The state’s other major elected chief executive, Bill de Blasio, has been a tumbleweed throughout the crisis, feckless, unfocused, ineffective, and no fit partner for any serious policymaker. The Democrat-controlled legislature has been equally hapless and doubtless will continue to be so. The Assembly speaker is a small-bore machine politician from the Bronx, and the Senate majority leader is new to her position and untested. The pair ceded extraordinary executive power to Cuomo as the pandemic emerged and then quietly faded away. This couldn’t have pleased the governor more. He likes having things his way—he insists on it, in fact—and that set the stage for his star turn.

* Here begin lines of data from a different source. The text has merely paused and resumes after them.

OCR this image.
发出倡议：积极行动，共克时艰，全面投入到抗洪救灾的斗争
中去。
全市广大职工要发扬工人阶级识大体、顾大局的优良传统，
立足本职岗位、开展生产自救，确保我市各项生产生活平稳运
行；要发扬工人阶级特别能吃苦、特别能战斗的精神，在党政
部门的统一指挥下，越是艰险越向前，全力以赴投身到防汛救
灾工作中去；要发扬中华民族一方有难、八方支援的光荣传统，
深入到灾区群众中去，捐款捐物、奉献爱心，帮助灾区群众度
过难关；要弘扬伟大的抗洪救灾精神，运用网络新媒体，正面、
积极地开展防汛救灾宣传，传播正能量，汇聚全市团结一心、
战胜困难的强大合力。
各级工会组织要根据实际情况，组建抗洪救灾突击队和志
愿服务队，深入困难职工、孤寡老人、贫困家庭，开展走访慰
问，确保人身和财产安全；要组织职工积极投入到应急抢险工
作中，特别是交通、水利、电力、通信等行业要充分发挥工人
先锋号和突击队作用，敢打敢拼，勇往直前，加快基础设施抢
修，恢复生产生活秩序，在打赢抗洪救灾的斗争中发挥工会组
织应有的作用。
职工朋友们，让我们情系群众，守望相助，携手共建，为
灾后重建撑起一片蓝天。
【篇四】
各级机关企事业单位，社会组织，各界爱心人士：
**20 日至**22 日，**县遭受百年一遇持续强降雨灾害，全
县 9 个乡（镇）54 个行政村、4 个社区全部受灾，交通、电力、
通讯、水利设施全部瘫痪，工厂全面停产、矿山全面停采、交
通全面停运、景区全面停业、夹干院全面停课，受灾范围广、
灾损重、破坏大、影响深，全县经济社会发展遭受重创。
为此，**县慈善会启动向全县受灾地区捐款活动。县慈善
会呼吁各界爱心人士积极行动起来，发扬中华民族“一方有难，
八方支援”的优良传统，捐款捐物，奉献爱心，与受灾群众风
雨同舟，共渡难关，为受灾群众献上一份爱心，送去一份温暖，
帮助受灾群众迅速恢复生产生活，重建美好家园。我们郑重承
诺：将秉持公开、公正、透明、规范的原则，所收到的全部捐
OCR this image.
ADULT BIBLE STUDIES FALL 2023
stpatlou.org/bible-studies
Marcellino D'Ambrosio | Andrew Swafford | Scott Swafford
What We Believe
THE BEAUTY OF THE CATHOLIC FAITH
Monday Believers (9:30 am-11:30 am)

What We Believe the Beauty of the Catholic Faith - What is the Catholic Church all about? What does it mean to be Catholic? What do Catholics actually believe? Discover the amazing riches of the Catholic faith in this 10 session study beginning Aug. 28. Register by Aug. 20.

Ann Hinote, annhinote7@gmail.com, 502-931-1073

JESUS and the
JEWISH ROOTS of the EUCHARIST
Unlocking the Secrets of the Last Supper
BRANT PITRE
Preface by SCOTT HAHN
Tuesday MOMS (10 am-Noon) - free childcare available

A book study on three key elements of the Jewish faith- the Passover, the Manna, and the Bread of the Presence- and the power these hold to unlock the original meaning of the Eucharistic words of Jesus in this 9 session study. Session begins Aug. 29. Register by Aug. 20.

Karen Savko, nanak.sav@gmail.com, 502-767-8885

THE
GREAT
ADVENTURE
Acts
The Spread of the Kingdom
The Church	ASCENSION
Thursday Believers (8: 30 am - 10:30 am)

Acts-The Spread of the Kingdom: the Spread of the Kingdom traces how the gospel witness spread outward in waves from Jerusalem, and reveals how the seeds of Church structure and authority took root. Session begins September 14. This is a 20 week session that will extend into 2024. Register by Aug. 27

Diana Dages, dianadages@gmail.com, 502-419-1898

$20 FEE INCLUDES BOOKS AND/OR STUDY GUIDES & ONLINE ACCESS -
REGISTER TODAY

“We think we have the best health-care system on the planet right here in New York,” Cuomo said on March 2, during the first of what would be 111 consecutive daily press briefings. The governor soon would have reason to regret those words: Again, by mid-July, New York’s pandemic casualty count, both absolutely and relative to other states, was appalling. But he had presented himself as calm, competent, and reassuring, and no one really challenged the image as reality began to intrude on it.
There were occasional panicky outbursts—once over the scarcity of ventilators, and another time regarding crowded hospitals. After a time, the patter just got old. Soon there were hilarious spoofs on Twitter, and toward the end of his daily soap, Cuomo bizarrely offered a green papier-mâché construction that he said represented the mountain New Yorkers had conquered during the pandemic. But the prop more closely resembled the mashed-potato-butte scene from Close Encounters of the Third Kind, only with green spuds. Then, as New York’s fits-and-starts reopening began, Cuomo became peevish, inconsistent, and dictatorial. He said it was OK to eat out but not to drink out. He threatened to close down what he had opened up. He tormented small-business owners with his entirely personal style of decision-making. In other words, he was reverting to his ordinary state of nature.
No doubt weighing on Cuomo’s mind are those numbers—appalling, singular, and demanding redress. Certainly someone has to answer for the nursing homes, and perhaps he fears the time is nigh.
His search for a scapegoat has been intense, as was his finger-pointing, but the fact is that Cuomo thrust himself center-stage early on. He holds all the power levers, he defines the terms of debate—and he wouldn’t have hesitated to take full credit had things proceeded differently.
But they didn’t. So who better to hold answerable for what was arguably the worst decision made by any public official during the virus outbreak than Andrew M. Cuomo, son of Mario and the self-created colossus of New York?